Ditambahkan Romo, penangkapan dan penahanan tersangka teroris tetap menjunjung tinggi hak asasi manusia. Para terduga teroris harus diperlakukan manusiawi, tidak disiksa, tidak diperlakukan secara kejam, dan tidak direndahkan martabatnya sebagai manusia. Prinsip ini penting dikemukakan agar penegakan HAM sesuai prinsip universal yang selama ini berlaku.
Yang juga baru dalam UU ini adalah perlindungan korban. Semula dalam UU lama hanya memuat kompensasi dan restitusi. “Kini RUU telah mengatur pemberian hak berupa bantuan medis, rehabilitasi psikologis, rehabilitasi psikososial, santunan bagi korban meninggal dunia, pemberian restitusi, dan pemberian kompensasi,” papar Romo lebih lanjut.

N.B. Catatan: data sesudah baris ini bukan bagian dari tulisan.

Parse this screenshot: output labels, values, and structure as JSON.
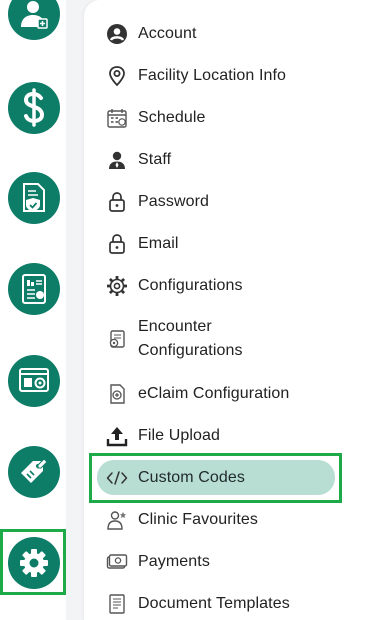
{
  "rail": {
    "items": [
      {
        "name": "add-doctor-icon"
      },
      {
        "name": "dollar-icon"
      },
      {
        "name": "insurance-document-icon"
      },
      {
        "name": "reports-icon"
      },
      {
        "name": "dashboard-settings-icon"
      },
      {
        "name": "edit-tag-icon"
      },
      {
        "name": "gear-icon",
        "active": true
      }
    ]
  },
  "menu": {
    "items": [
      {
        "label": "Account",
        "icon": "account-icon"
      },
      {
        "label": "Facility Location Info",
        "icon": "location-pin-icon"
      },
      {
        "label": "Schedule",
        "icon": "calendar-icon"
      },
      {
        "label": "Staff",
        "icon": "staff-icon"
      },
      {
        "label": "Password",
        "icon": "lock-icon"
      },
      {
        "label": "Email",
        "icon": "lock-icon"
      },
      {
        "label": "Configurations",
        "icon": "gear-icon"
      },
      {
        "label_line1": "Encounter",
        "label_line2": "Configurations",
        "icon": "encounter-config-icon"
      },
      {
        "label": "eClaim Configuration",
        "icon": "eclaim-icon"
      },
      {
        "label": "File Upload",
        "icon": "upload-icon"
      },
      {
        "label": "Custom Codes",
        "icon": "code-icon",
        "active": true
      },
      {
        "label": "Clinic Favourites",
        "icon": "clinic-favourites-icon"
      },
      {
        "label": "Payments",
        "icon": "payments-icon"
      },
      {
        "label": "Document Templates",
        "icon": "document-template-icon"
      }
    ]
  },
  "colors": {
    "rail_accent": "#0e7d68",
    "active_highlight": "#b8ddd2",
    "annotation_frame": "#1faa4a"
  }
}
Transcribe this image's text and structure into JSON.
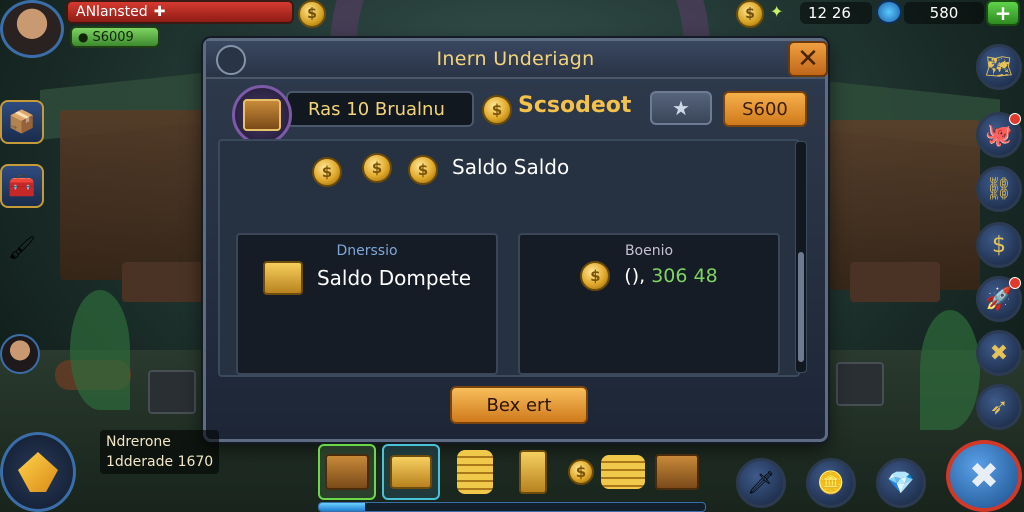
{
  "hud": {
    "player_name": "ANlansted",
    "player_money": "S6009",
    "resource_count": "12 26",
    "gem_count": "580"
  },
  "dialog": {
    "title": "Inern Underiagn",
    "close_icon": "close-x-icon",
    "offer_name": "Ras 10 Brualnu",
    "offer_label": "Scsodeot",
    "price": "S600",
    "saldo_text": "Saldo Saldo",
    "left_panel": {
      "label": "Dnerssio",
      "main": "Saldo Dompete"
    },
    "right_panel": {
      "label": "Boenio",
      "amount_prefix": "(),",
      "amount_value": "306 48"
    },
    "exit_button": "Bex ert"
  },
  "player_card": {
    "line1": "Ndrerone",
    "line2": "1dderade 1670"
  },
  "inventory": {
    "progress_fraction": 0.12,
    "slots": [
      "chest",
      "gold-box",
      "coin-stack",
      "gold-bar",
      "coins",
      "coin-pile",
      "chest"
    ]
  },
  "colors": {
    "accent_gold": "#f4c24a",
    "close_orange": "#e0801e",
    "panel_dark": "#161c26",
    "hud_red": "#d63a2f",
    "hud_green": "#5fd34a"
  }
}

Pasal-pasal pencegahan terorisme juga terus diperkaya. Setidaknya ada empat pasal yang mengatur hal ini (Pasal 43A, 43B, 43C, dan 43D), terutama menyangkut kesiapsiagaan nasional, kontra radikalisasi, dan deradikalisasi. Di akhir laporannya, Romo berharap, UU ini bisa menajdi payung hukum dan melindungi seluruh anak bangsa dari bahaya terorisme. (*)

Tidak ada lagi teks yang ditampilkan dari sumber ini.